We will now ask the second question: What is the experience of life? Once we have seen what life is, we may easily know what the experience of life is.
We have seen that life is God Himself. God Himself flowing into us, being received and experienced by us, is life. Therefore, to experience God is to experience life. All experience of life is the experiencing and touching of God. Any experience that does not touch God is not an experience of life.
For example, some repentance is not due to God’s enlightenment, but to man’s own introspection. Since it does not cause man to touch God, it is not an experience of life. Repentance which results from God’s enlightenment surely will cause man to touch God, and is therefore an experience of life.
That which is derived from man’s own behavior is not an experience of life. It is artificial and of man’s own work; it is not the result of God passing through man nor man passing through God; therefore, it cannot be counted as an experience of life.
What then can be considered an experience of life? An experience which results from God passing through man and man passing through Him is considered an experience of life. For example: in our prayer we meet God, become enlightened, see our own fault, and deal with it before God. It is not that we detect our own fault, but rather, when we draw near to God, we are inwardly met by God, and thereby we see our own fault. God is light; hence when we meet Him, we see our fault in His light. We naturally confess to God and ask for the cleansing of the Lord’s blood. As a consequence, God passes through us, and we also pass through God. Such experience causes us to experience God; therefore, it is the experience of life.
All experiences of life are from God and are His working within us; therefore, they can cause us to touch God and experience Him. All experience that is not such is not the experience of life, for life is God, and to experience life is to experience God. Hence, any such experience of God will show forth life (Phil. 2:13-16).
To experience life undoubtedly is to experience God, yet God is in Christ to be experienced by us. Christ is God’s manifestation and embodiment; He is God becoming our experience. Therefore, all our experience of God is the experience of Christ and is in Christ. Thus, since to experience life is to experience God, it is also to experience Christ.
Though God is life, He cannot be our life except He be in Christ and become Christ, and thus be experienced by us. In order to be experienced by us, He must be our life. But He cannot be our life while in heaven, in the light which no man can approach (1 Tim. 6:16). Furthermore, in order to be our life, He must have our human nature. His divine life must be mingled with human nature so that it can be united with us, who possess the human nature, and be our life. Therefore, He came out from heaven, became flesh, and mingled with human nature. Thus, God became Christ and becomes our life in the human nature for us to experience Him. When we experience Him as our life, we experience Christ.

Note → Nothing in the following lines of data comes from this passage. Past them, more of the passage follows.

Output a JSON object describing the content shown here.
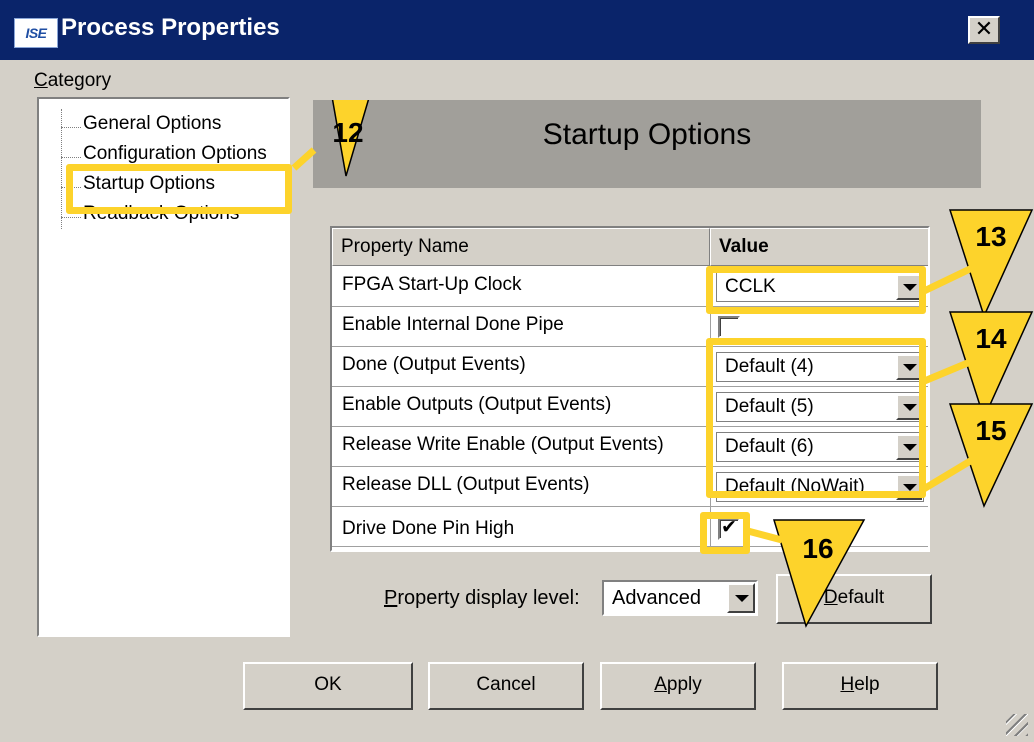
{
  "window": {
    "title": "Process Properties",
    "logo_text": "ISE"
  },
  "category": {
    "label_accel": "C",
    "label_rest": "ategory",
    "items": [
      {
        "label": "General Options"
      },
      {
        "label": "Configuration Options"
      },
      {
        "label": "Startup Options",
        "selected": true
      },
      {
        "label": "Readback Options"
      }
    ]
  },
  "panel": {
    "title": "Startup Options"
  },
  "table": {
    "headers": {
      "name": "Property Name",
      "value": "Value"
    },
    "rows": [
      {
        "name": "FPGA Start-Up Clock",
        "type": "select",
        "value": "CCLK"
      },
      {
        "name": "Enable Internal Done Pipe",
        "type": "checkbox",
        "checked": false
      },
      {
        "name": "Done (Output Events)",
        "type": "select",
        "value": "Default (4)"
      },
      {
        "name": "Enable Outputs (Output Events)",
        "type": "select",
        "value": "Default (5)"
      },
      {
        "name": "Release Write Enable (Output Events)",
        "type": "select",
        "value": "Default (6)"
      },
      {
        "name": "Release DLL (Output Events)",
        "type": "select",
        "value": "Default (NoWait)"
      },
      {
        "name": "Drive Done Pin High",
        "type": "checkbox",
        "checked": true
      }
    ]
  },
  "display_level": {
    "label_accel": "P",
    "label_rest": "roperty display level:",
    "value": "Advanced"
  },
  "buttons": {
    "default": {
      "accel": "D",
      "rest": "efault"
    },
    "ok": "OK",
    "cancel": "Cancel",
    "apply": {
      "accel": "A",
      "rest": "pply"
    },
    "help": {
      "accel": "H",
      "rest": "elp"
    }
  },
  "callouts": [
    "12",
    "13",
    "14",
    "15",
    "16"
  ],
  "colors": {
    "title_bar": "#0a246a",
    "callout": "#fdd32b",
    "dialog": "#d4d0c8",
    "header_panel": "#a19f9a"
  },
  "icons": [
    "close-icon",
    "chevron-down-icon",
    "checkmark-icon",
    "resize-grip-icon"
  ]
}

In short, when we experience Christ, we will experience the following aspects:
This is our initial experience of Christ when we are saved. We experience God revealing Christ in us through the Holy Spirit, thus enabling us to know and receive Him as our life and our all.
This is our continuous experience of Christ living in us as our life after we are saved. In other words, we experience Christ abiding in us and living for us. This, the continuous experience of Christ in our daily life as saints, constitutes the major part of our experience of Christ.
This is our letting all that is of Christ be the element of our inward life, that Christ may grow and be formed in us. Christ is in us not only that we may experience Him as our life, as the One who is living for us, but that we may experience Him even more as our all, thus enabling Him to grow and be formed in our life that His life may reach maturity in us.
This is our letting all that is of Christ become the expression of our outward living, that Christ may be manifested outwardly. Whether it be by life or by death, in any circumstance we let Christ be magnified in our body. In other words, for us to live is Christ. This, of course, is a somewhat deeper experience of Christ: it is not only experiencing Him being formed within us, but also experiencing Him being magnified out from us. Christ being formed in us is the maturity of the inward life; it is then that we have all that is His as our inner elements. Christ being magnified in our body is the expression of the outward living; by this we allow all that is His to be our outward manifestation. Hence, in this experience, we experience Christ not only as the elements of our inward life, but also as the manifestation of our outward living.